Best way to get a wholesale discount is to ask them for it. Plus, you should use your "State sales tax exemption number" *if your buying for resale*. They'll normally give you a form to fill out to verify exemption statis..

The Lowes local store, the store manager will give me a 30% discount if I order my maple, oak or hickory boards through them by the bundle (no picking though it). Menards only will give me a contractors discount with tax exempt statis. I have not checked with the area UBS Store or Discount Lumber which is a wholesaler. But they have the best selection of Douglas Fir and Red Wood. I had one project that called for 16" & 18" boards. Discount Lumber had them in stock.

Wood Stock Hardwoods, a hardwood supplier/distributor that's in our area gives me wholesale pricing. With no minimum of purchase amount for the year. I filled out an account application, so it on their computer that I have a account with them. I marked the box with the payment method as cash or credit card only. Gave them a copy of my South Dakota Sales Tax Identification Number.

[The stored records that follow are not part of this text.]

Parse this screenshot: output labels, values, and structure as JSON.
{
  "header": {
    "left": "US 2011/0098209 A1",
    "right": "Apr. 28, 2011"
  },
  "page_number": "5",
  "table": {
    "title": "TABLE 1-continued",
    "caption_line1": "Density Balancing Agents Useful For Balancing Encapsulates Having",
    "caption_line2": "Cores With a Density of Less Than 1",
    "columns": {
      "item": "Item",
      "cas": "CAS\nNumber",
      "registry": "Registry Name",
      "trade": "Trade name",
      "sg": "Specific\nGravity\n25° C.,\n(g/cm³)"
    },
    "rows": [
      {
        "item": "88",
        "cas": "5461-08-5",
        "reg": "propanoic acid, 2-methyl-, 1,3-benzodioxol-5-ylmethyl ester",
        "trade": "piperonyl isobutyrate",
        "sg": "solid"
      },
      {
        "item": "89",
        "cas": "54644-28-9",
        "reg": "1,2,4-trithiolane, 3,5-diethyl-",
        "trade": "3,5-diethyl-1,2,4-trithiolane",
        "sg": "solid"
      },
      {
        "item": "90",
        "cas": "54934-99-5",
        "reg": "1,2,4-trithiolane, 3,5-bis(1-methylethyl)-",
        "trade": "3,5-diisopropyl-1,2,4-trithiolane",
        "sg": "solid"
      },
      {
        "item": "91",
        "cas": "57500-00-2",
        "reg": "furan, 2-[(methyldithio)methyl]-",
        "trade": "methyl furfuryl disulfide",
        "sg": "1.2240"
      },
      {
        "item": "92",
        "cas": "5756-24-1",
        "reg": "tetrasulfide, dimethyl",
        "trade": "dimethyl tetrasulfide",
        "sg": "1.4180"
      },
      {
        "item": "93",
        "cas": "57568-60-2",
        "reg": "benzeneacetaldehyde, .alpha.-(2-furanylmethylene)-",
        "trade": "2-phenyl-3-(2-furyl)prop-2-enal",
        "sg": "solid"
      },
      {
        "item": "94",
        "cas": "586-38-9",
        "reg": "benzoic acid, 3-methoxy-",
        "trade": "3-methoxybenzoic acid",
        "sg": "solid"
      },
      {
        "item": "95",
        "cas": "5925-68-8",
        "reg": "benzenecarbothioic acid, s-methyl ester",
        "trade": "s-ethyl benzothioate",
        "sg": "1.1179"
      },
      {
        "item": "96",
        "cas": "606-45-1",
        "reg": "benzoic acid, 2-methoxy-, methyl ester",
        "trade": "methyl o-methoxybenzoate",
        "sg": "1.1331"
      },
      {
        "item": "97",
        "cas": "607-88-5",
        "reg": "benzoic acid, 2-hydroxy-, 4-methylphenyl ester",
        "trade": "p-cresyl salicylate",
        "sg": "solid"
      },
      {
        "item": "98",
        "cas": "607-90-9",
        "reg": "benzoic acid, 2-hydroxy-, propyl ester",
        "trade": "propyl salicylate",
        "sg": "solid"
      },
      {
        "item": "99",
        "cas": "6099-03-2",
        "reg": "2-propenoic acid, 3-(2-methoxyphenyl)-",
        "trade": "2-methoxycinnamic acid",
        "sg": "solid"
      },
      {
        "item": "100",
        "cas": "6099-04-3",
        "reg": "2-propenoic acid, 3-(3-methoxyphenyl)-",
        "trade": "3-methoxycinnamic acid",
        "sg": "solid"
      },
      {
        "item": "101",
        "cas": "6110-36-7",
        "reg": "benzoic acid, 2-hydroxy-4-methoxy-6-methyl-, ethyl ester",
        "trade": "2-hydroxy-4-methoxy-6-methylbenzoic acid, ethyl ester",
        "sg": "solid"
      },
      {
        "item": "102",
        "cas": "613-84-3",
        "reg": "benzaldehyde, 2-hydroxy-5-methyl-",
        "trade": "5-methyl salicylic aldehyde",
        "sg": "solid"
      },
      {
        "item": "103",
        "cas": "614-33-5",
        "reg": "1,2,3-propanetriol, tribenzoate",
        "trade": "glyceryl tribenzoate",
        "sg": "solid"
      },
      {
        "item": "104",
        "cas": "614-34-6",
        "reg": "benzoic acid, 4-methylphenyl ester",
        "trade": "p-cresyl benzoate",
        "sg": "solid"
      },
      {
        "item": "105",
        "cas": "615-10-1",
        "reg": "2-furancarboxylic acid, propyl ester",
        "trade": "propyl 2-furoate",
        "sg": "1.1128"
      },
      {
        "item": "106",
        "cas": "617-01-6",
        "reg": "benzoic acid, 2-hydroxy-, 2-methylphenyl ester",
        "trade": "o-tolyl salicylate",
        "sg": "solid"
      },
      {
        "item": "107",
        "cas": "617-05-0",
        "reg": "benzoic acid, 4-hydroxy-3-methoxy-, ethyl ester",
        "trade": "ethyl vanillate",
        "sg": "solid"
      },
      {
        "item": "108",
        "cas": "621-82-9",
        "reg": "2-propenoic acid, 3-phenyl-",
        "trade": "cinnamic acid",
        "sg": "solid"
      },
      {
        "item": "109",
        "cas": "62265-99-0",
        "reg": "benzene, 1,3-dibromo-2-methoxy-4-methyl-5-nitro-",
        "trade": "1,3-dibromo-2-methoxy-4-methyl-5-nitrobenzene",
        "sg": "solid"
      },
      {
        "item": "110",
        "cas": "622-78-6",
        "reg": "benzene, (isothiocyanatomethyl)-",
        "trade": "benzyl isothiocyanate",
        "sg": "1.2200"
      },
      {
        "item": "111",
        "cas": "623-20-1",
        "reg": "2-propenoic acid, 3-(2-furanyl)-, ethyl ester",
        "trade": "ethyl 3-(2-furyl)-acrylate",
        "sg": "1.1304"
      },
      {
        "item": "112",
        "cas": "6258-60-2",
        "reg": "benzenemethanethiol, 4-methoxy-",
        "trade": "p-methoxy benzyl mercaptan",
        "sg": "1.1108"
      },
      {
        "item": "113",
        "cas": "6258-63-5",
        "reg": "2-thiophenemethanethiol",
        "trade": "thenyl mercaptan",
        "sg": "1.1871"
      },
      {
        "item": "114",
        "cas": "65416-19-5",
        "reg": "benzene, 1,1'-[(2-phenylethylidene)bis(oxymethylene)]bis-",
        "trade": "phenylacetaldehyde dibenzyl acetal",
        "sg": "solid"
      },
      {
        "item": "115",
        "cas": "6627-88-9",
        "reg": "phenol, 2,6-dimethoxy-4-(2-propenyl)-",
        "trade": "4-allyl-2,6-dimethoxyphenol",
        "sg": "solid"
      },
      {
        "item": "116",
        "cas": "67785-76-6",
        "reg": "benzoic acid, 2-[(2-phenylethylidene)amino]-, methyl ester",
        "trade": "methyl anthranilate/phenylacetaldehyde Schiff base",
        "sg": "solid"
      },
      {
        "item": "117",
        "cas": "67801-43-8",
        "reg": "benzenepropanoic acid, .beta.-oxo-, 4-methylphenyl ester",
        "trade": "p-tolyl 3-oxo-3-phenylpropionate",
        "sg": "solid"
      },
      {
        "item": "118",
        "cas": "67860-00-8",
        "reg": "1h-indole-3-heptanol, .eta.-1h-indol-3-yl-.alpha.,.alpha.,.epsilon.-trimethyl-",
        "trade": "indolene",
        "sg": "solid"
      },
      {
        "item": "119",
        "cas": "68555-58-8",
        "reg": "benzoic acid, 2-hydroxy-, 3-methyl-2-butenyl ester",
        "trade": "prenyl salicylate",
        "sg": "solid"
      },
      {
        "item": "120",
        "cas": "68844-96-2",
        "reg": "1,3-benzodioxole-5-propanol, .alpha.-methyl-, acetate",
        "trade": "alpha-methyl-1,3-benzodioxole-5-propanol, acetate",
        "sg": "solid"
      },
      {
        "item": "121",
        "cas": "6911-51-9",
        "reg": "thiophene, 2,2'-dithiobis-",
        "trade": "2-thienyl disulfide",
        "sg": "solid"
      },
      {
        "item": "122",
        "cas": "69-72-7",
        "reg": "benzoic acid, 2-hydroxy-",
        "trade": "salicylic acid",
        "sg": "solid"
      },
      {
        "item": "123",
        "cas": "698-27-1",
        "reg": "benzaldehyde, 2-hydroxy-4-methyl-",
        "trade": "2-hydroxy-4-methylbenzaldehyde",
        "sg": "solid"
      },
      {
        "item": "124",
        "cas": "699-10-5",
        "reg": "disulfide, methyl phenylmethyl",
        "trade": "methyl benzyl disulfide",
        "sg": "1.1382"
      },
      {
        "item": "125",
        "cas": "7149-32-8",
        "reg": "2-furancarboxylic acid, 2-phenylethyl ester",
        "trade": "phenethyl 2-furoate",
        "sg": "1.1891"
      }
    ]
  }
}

Ask for resale or wholesale discount statis.


----------



## jwoodcraft (7 mo ago)

If you can avoid it, don't get a resale number, IMO. A bunch of hassle, and penalties for late filing etc..
Not great for a small operator.


----------



## JAAune (Jan 22, 2012)

The resale number is worth the effort for anyone buying tens of thousands of dollars of materials. You just need to have a bookkeeping system in place and it helps to farm out the filing to an accountant. I feed QBO files to an accounting firm and they process income, sales and payroll taxes as needed. I'm actually closing the 2022 books tonight and that will take care of all my tax-related work for last year. Once 1099's come in and I hand those over, they'll be able to run my personal taxes too using the business data they already have.


----------



## woodnek (7 mo ago)

Tax is a slippery slope. If you work through a designer, do you charge them sales tax, do you not/still pay tax on material? Install something (Real Property), do you charge sales tax, do you not pay tax on material? You make a piece of furniture, do you charge sales tax, pay tax on material? What about use tax? Are you still exempt? Do you have to pay that?
Laws are different everywhere and *if you have ever had a sales tax audit* you will think twice how you sort your tax business.


----------